Upcoming Dave Appearances

I was out of town over the weekend (Hi, Boston! Thanks for a great time!), I got home late, woke up late, and have scant moments before my workday begins. So while I have a lot to say (especially about the carnivalesque joys of my first Purim!), for now I just have to do a little upkeep. To wit:

I will be performing TONIGHT at Andy Christie's Liar Show, 8:00 at the People's Improv Theater at 154 W. 29th Street (between 6th and 7th Ave.), and I'll be sharing the stage with at least two other terrific storytellers I know: Peter Lubell and the hyperkinetic Adam Wade. For $5 it's a real steal. And, of course, one of us is lying, and you could get a t-shirt for guessing right!

Since that's terribly short notice, however, I should also mention that the Moth Grand Slam---where winners from all the previous slams of the past six months vie for a grand prize that includes actual money(!)---features me this time around, and I really want to win!

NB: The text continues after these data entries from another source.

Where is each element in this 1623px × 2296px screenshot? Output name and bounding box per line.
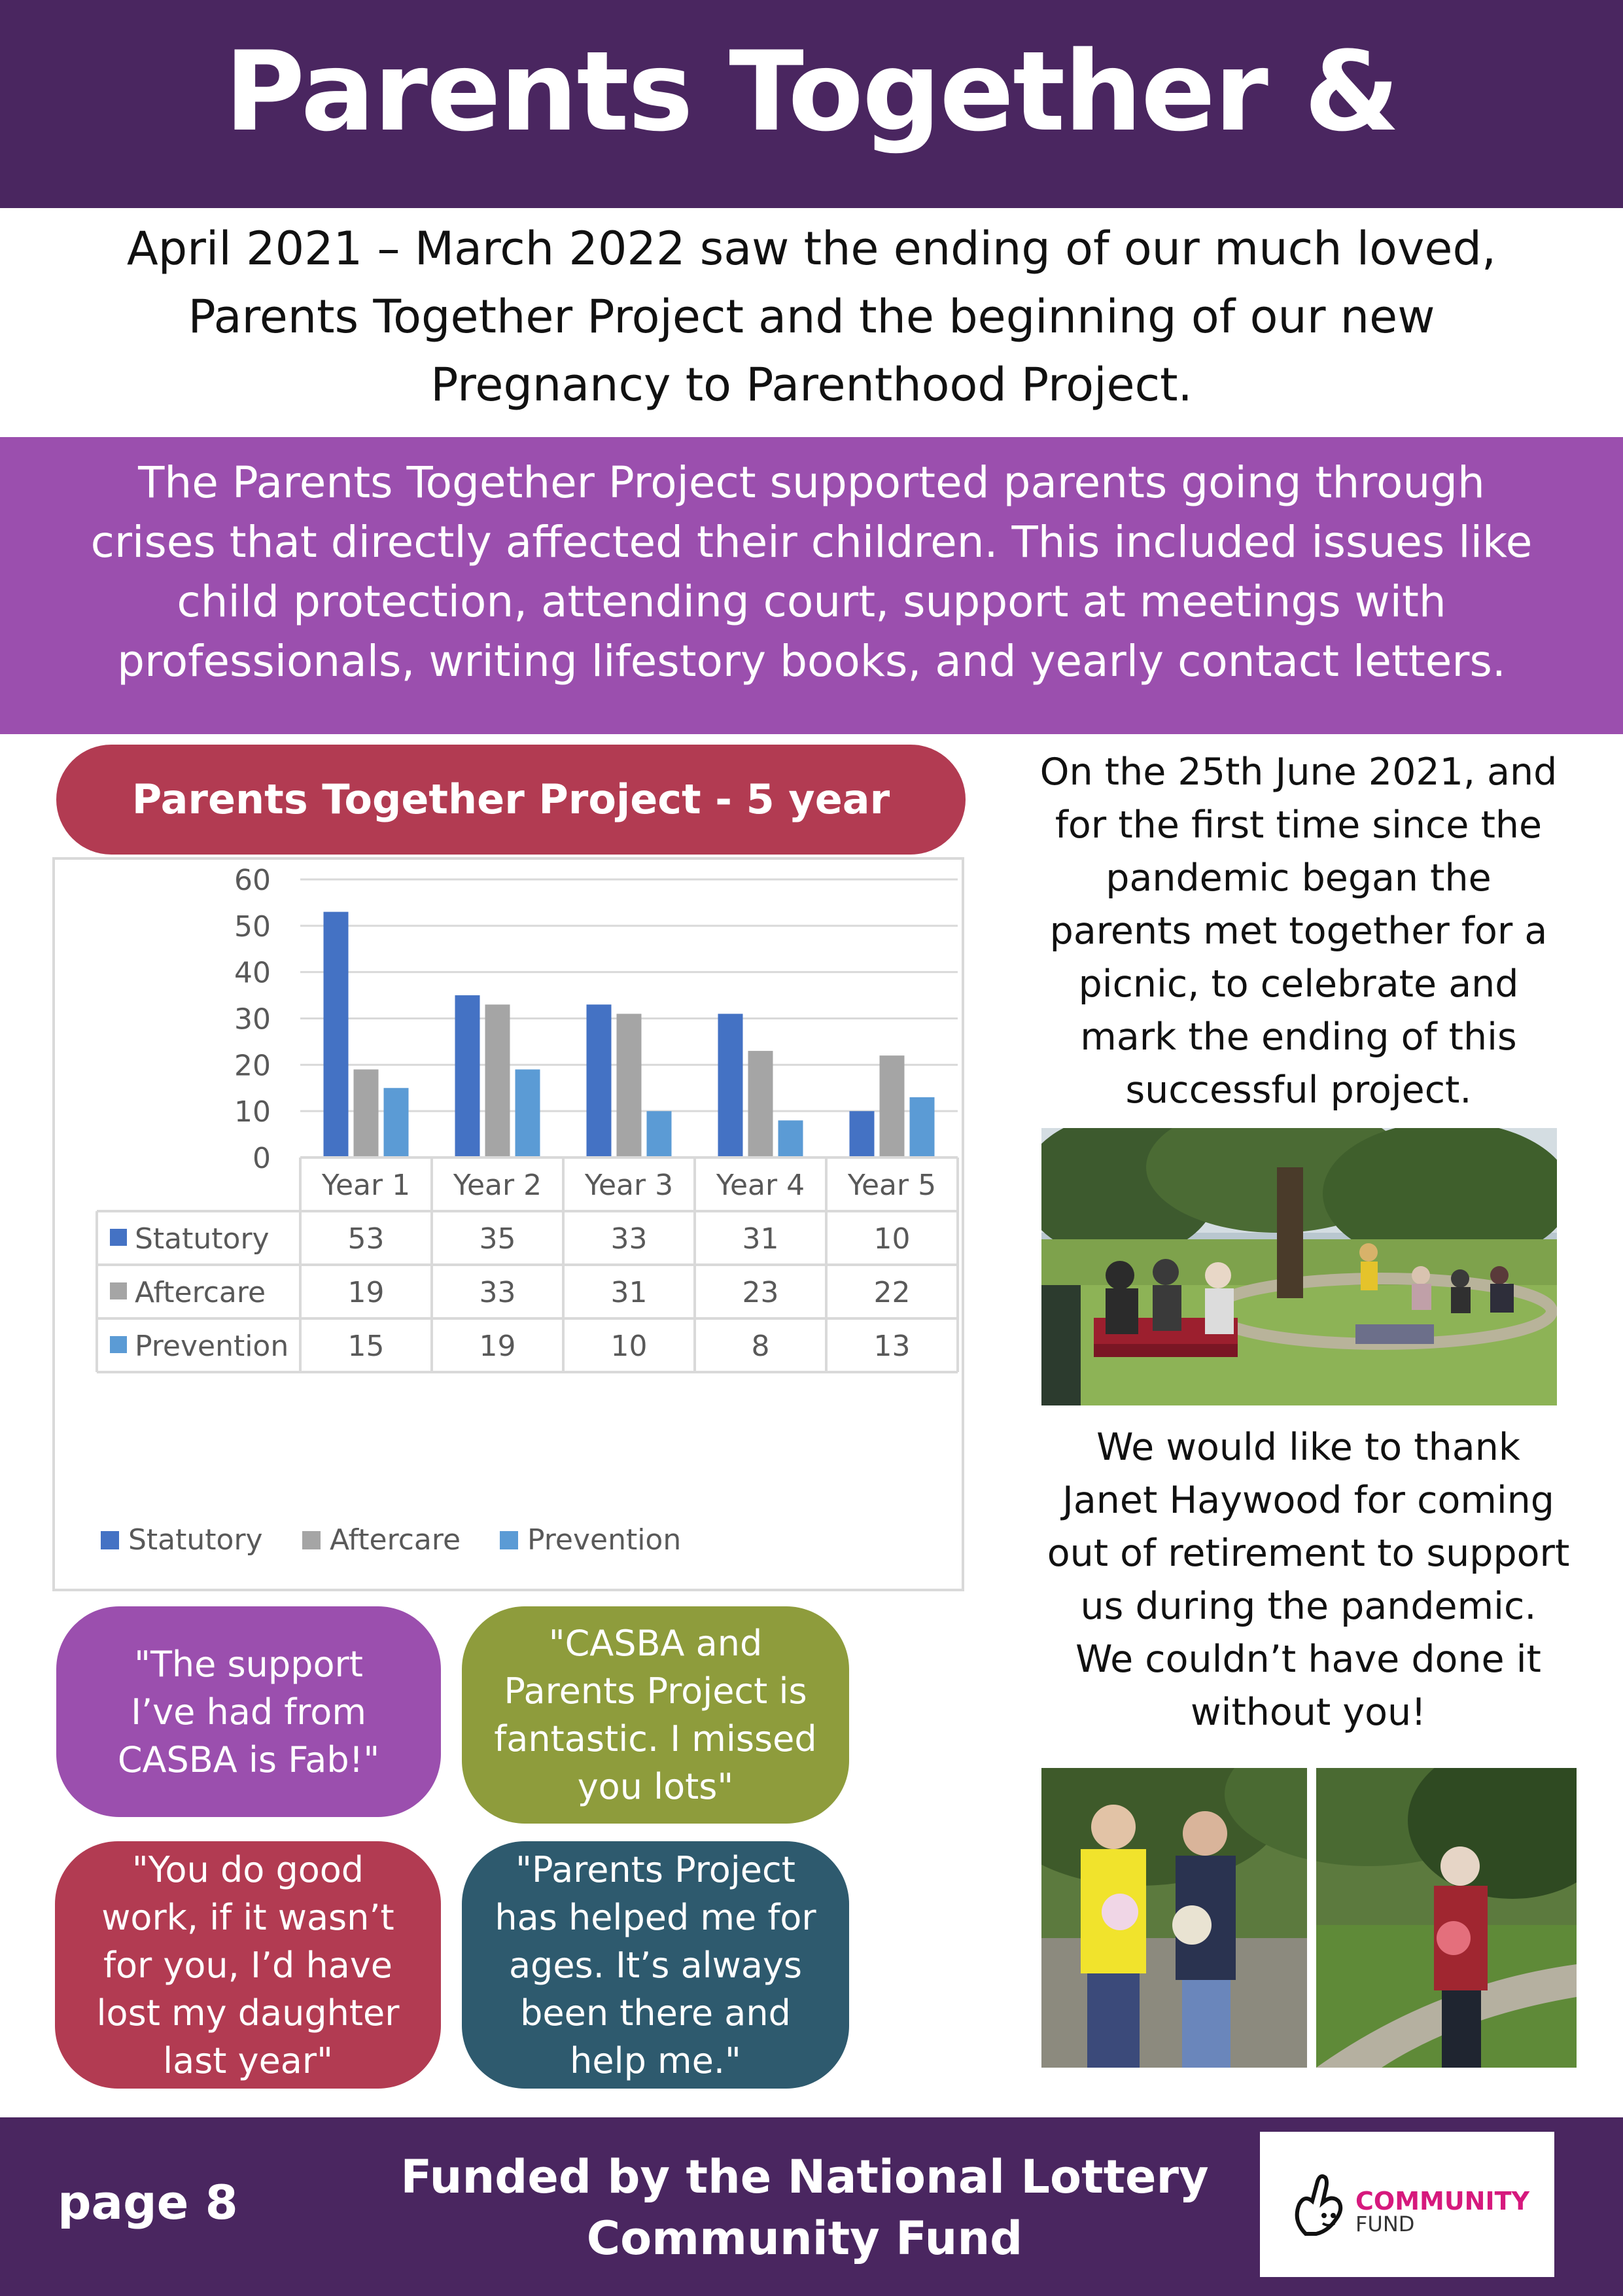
quote-line: been there and <box>520 1992 791 2034</box>
table-series-label: Aftercare <box>135 1276 266 1309</box>
bar-statutory-year-5 <box>850 1111 875 1157</box>
x-tick-label: Year 4 <box>716 1169 805 1202</box>
intro-line: April 2021 – March 2022 saw the ending of our much loved, <box>126 222 1497 275</box>
thanks-line: We would like to thank <box>1096 1426 1520 1469</box>
y-tick-label: 0 <box>253 1142 271 1175</box>
data-label: 33 <box>479 1276 516 1309</box>
bar-prevention-year-2 <box>515 1069 540 1157</box>
bar-prevention-year-3 <box>647 1111 672 1157</box>
legend-key <box>500 1531 518 1549</box>
chart-legend <box>101 1523 681 1557</box>
data-label: 31 <box>742 1222 779 1256</box>
x-tick-label: Year 5 <box>847 1169 937 1202</box>
data-label: 22 <box>873 1276 911 1309</box>
data-label: 19 <box>479 1330 516 1363</box>
chart-container <box>52 857 964 1591</box>
legend-label: Statutory <box>128 1523 263 1557</box>
quote-line: Parents Project is <box>504 1670 807 1712</box>
quote-line: help me." <box>570 2040 741 2081</box>
page-number: page 8 <box>58 2175 238 2230</box>
data-label: 31 <box>610 1276 648 1309</box>
description-line: child protection, attending court, support at meetings with <box>177 576 1446 627</box>
chart-bars <box>324 912 935 1157</box>
bar-prevention-year-1 <box>384 1088 409 1157</box>
quote-line: last year" <box>163 2040 333 2081</box>
logo-word-community: COMMUNITY <box>1355 2187 1530 2216</box>
quote-line: fantastic. I missed <box>494 1718 817 1759</box>
quote-bubble <box>462 1841 849 2089</box>
description-text <box>72 453 1551 691</box>
legend-key <box>101 1531 119 1549</box>
table-legend-key <box>110 1229 127 1246</box>
funding-line: Community Fund <box>586 2212 1023 2265</box>
table-legend-key <box>110 1282 127 1299</box>
bar-aftercare-year-2 <box>485 1004 510 1157</box>
data-label: 10 <box>610 1330 648 1363</box>
bar-statutory-year-1 <box>324 912 349 1157</box>
quote-line: work, if it wasn’t <box>101 1896 394 1938</box>
picnic-line: pandemic began the <box>1106 857 1492 900</box>
data-label: 15 <box>347 1330 385 1363</box>
thanks-line: Janet Haywood for coming <box>1062 1479 1554 1522</box>
x-tick-label: Year 2 <box>453 1169 542 1202</box>
x-tick-label: Year 3 <box>584 1169 674 1202</box>
x-tick-label: Year 1 <box>321 1169 411 1202</box>
description-line: crises that directly affected their children. This included issues like <box>90 517 1533 567</box>
picnic-line: picnic, to celebrate and <box>1078 963 1519 1006</box>
picnic-photo <box>1041 1128 1557 1405</box>
description-line: professionals, writing lifestory books, and yearly contact letters. <box>117 636 1506 686</box>
crossed-fingers-icon <box>1286 2168 1352 2240</box>
data-table <box>97 1157 958 1372</box>
data-label: 33 <box>610 1222 648 1256</box>
quote-line: you lots" <box>577 1766 734 1807</box>
description-line: The Parents Together Project supported parents going through <box>138 457 1485 508</box>
quote-bubble <box>462 1606 849 1824</box>
y-axis-ticks <box>234 864 271 1175</box>
thanks-text <box>1021 1421 1596 1739</box>
bar-statutory-year-3 <box>587 1004 612 1157</box>
data-label: 13 <box>873 1330 911 1363</box>
funding-line: Funded by the National Lottery <box>400 2150 1209 2204</box>
bar-statutory-year-2 <box>455 995 480 1157</box>
bar-aftercare-year-3 <box>617 1014 642 1157</box>
picnic-line: parents met together for a <box>1049 910 1548 953</box>
quote-line: lost my daughter <box>96 1992 400 2034</box>
funding-statement <box>393 2146 1217 2269</box>
thanks-line: out of retirement to support <box>1047 1532 1570 1575</box>
picnic-line: On the 25th June 2021, and <box>1039 751 1558 794</box>
thanks-line: us during the pandemic. <box>1080 1585 1537 1628</box>
quote-line: has helped me for <box>495 1896 816 1938</box>
y-tick-label: 40 <box>234 956 271 990</box>
y-tick-label: 60 <box>234 864 271 897</box>
y-tick-label: 10 <box>234 1095 271 1129</box>
table-series-label: Prevention <box>135 1330 289 1363</box>
quote-line: "You do good <box>131 1848 364 1890</box>
bar-statutory-year-4 <box>718 1014 743 1157</box>
quote-line: "The support <box>134 1643 363 1685</box>
quote-line: CASBA is Fab!" <box>117 1739 380 1780</box>
picnic-line: successful project. <box>1125 1069 1472 1112</box>
quote-line: "CASBA and <box>548 1623 763 1664</box>
quote-bubble <box>55 1841 441 2089</box>
table-series-label: Statutory <box>135 1222 270 1256</box>
data-label: 23 <box>742 1276 779 1309</box>
group-photo <box>1041 1768 1577 2068</box>
quote-line: for you, I’d have <box>103 1944 393 1986</box>
bar-prevention-year-5 <box>910 1097 935 1157</box>
page-title: Parents Together & <box>224 27 1399 156</box>
quote-line: ages. It’s always <box>508 1944 803 1986</box>
legend-label: Prevention <box>527 1523 682 1557</box>
data-label: 35 <box>479 1222 516 1256</box>
community-fund-logo <box>1260 2132 1554 2277</box>
picnic-line: for the first time since the <box>1055 804 1543 847</box>
intro-line: Parents Together Project and the beginning of our new <box>188 290 1435 344</box>
picnic-line: mark the ending of this <box>1080 1016 1517 1059</box>
bar-aftercare-year-4 <box>748 1051 773 1157</box>
y-tick-label: 30 <box>234 1002 271 1036</box>
logo-word-fund: FUND <box>1355 2212 1415 2236</box>
intro-line: Pregnancy to Parenthood Project. <box>430 358 1193 412</box>
picnic-text <box>1021 746 1577 1117</box>
group-photo-illustration <box>1041 1768 1577 2068</box>
data-label: 10 <box>873 1222 911 1256</box>
quote-bubble <box>56 1606 441 1817</box>
quote-line: I’ve had from <box>131 1691 366 1733</box>
data-label: 19 <box>347 1276 385 1309</box>
thanks-line: We couldn’t have done it <box>1075 1638 1541 1681</box>
chart-title: Parents Together Project - 5 year <box>56 745 966 855</box>
y-tick-label: 50 <box>234 910 271 944</box>
legend-label: Aftercare <box>330 1523 461 1557</box>
intro-text <box>39 215 1584 419</box>
data-label: 8 <box>751 1330 770 1363</box>
bar-aftercare-year-1 <box>354 1069 379 1157</box>
quote-line: "Parents Project <box>515 1848 795 1890</box>
thanks-line: without you! <box>1191 1691 1426 1734</box>
table-legend-key <box>110 1336 127 1353</box>
data-label: 53 <box>347 1222 385 1256</box>
bar-chart <box>55 860 962 1589</box>
bar-prevention-year-4 <box>778 1120 803 1157</box>
y-tick-label: 20 <box>234 1049 271 1083</box>
bar-aftercare-year-5 <box>880 1055 905 1157</box>
picnic-photo-illustration <box>1041 1128 1557 1405</box>
legend-key <box>302 1531 321 1549</box>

The details:

MOTH Grand Slam
Tuesday, March 27th, at 7:30 (doors open at 7).
Comix, 353 W. 14th St. (between 8th and 9th Avenue)
I don't know how much it costs because I'm getting in free (!), but you can find details at The Moth.org.

Hey Bostonians!

I'm in town for the weekend for Sue++'s Game Party (because I got a raise and a cheaper place and now I can afford to take weekend trips like this! Come, celebrate my victory lap!). So I just wanted to say I look forward to seeing as many of you tomorrow as I can...and to warn you that I brought two of my favorite games I never get to play---Citadels (6-7 players is best) and Modern Art (5-6 players optimal)--- and I am bound and determined to play ONE of them!